ErrorSLOViolation
Overview
Section titled “Overview”What does this alert mean?
Section titled “What does this alert mean?”An ErrorSLOViolation occurs when the error rate for a specific application or service exceeds the defined Service Level Objective (SLO) threshold, indicating potential issues impacting functionality or user experience.
Possible Causes
Section titled “Possible Causes”Several factors can contribute to these alerts:
- Bugs in the application code causing unexpected behavior.
- Resource exhaustion (CPU, memory) leading to errors during request processing.
- External service errors propagating back to the application
- Underlying infrastructure problems impacting application stability (e.g., database errors, network connectivity issues).
General Troubleshooting Steps
Section titled “General Troubleshooting Steps”Common troubleshooting steps though may differ slightly for each service:
- Investigate application error logs to identify the specific errors occurring.
- Analyze the timestamps and frequency of errors to pinpoint potential root causes
- Correlate error messages with recent code deployments or infrastructure changes.
- Identify spikes in response times that might be correlated with errors. Compare current metrics with historical performance data to identify deviations.
- Monitor resource utilization (CPU, memory) for signs of bottlenecks impacting application stability.
- Investigate code changes introduced in the deployment to identify potential causes.
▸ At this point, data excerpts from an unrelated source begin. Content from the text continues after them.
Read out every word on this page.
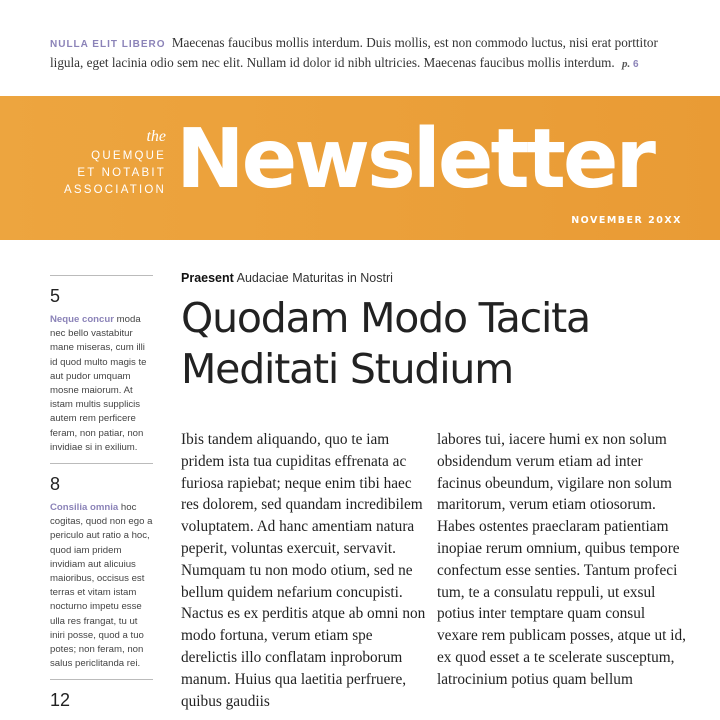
NULLA ELIT LIBERO Maecenas faucibus mollis interdum. Duis mollis, est non commodo luctus, nisi erat porttitor ligula, eget lacinia odio sem nec elit. Nullam id dolor id nibh ultricies. Maecenas faucibus mollis interdum. p. 6
the
QUEMQUE
ET NOTABIT
ASSOCIATION Newsletter
NOVEMBER 20XX
5
Neque concur moda nec bello vastabitur mane miseras, cum illi id quod multo magis te aut pudor umquam mosne maiorum. At istam multis supplicis autem rem perficere feram, non patiar, non invidiae si in exilium.
8
Consilia omnia hoc cogitas, quod non ego a periculo aut ratio a hoc, quod iam pridem invidiam aut alicuius maioribus, occisus est terras et vitam istam nocturno impetu esse ulla res frangat, tu ut iniri posse, quod a tuo potes; non feram, non salus periclitanda rei.
12
Praesent Audaciae Maturitas in Nostri
Quodam Modo Tacita
Meditati Studium
Ibis tandem aliquando, quo te iam pridem ista tua cupiditas effrenata ac furiosa rapiebat; neque enim tibi haec res dolorem, sed quandam incredibilem voluptatem. Ad hanc amentiam natura peperit, voluntas exercuit, servavit. Numquam tu non modo otium, sed ne bellum quidem nefarium concupisti. Nactus es ex perditis atque ab omni non modo fortuna, verum etiam spe derelictis illo conflatam inproborum manum. Huius qua laetitia perfruere, quibus gaudiis
labores tui, iacere humi ex non solum obsidendum verum etiam ad inter facinus obeundum, vigilare non solum maritorum, verum etiam otiosorum. Habes ostentes praeclaram patientiam inopiae rerum omnium, quibus tempore confectum esse senties. Tantum profeci tum, te a consulatu reppuli, ut exsul potius inter temptare quam consul vexare rem publicam posses, atque ut id, ex quod esset a te scelerate susceptum, latrocinium potius quam bellum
Check for recent deployments, configuration changes, or infrastructure modifications.
- Check the health of underlying infrastructure components (database, servers, network) for any reported issues.
Services
Section titled “Services”Refer to the service catalogue for the service owners and escalation Service Catalogue
Metrics
Section titled “Metrics”-
The error ratio measures the proportion of requests that result in errors compared to the total number of requests. Alerts are triggered if the error ratio exceeds the defined threshold, signaling potential issues with the application.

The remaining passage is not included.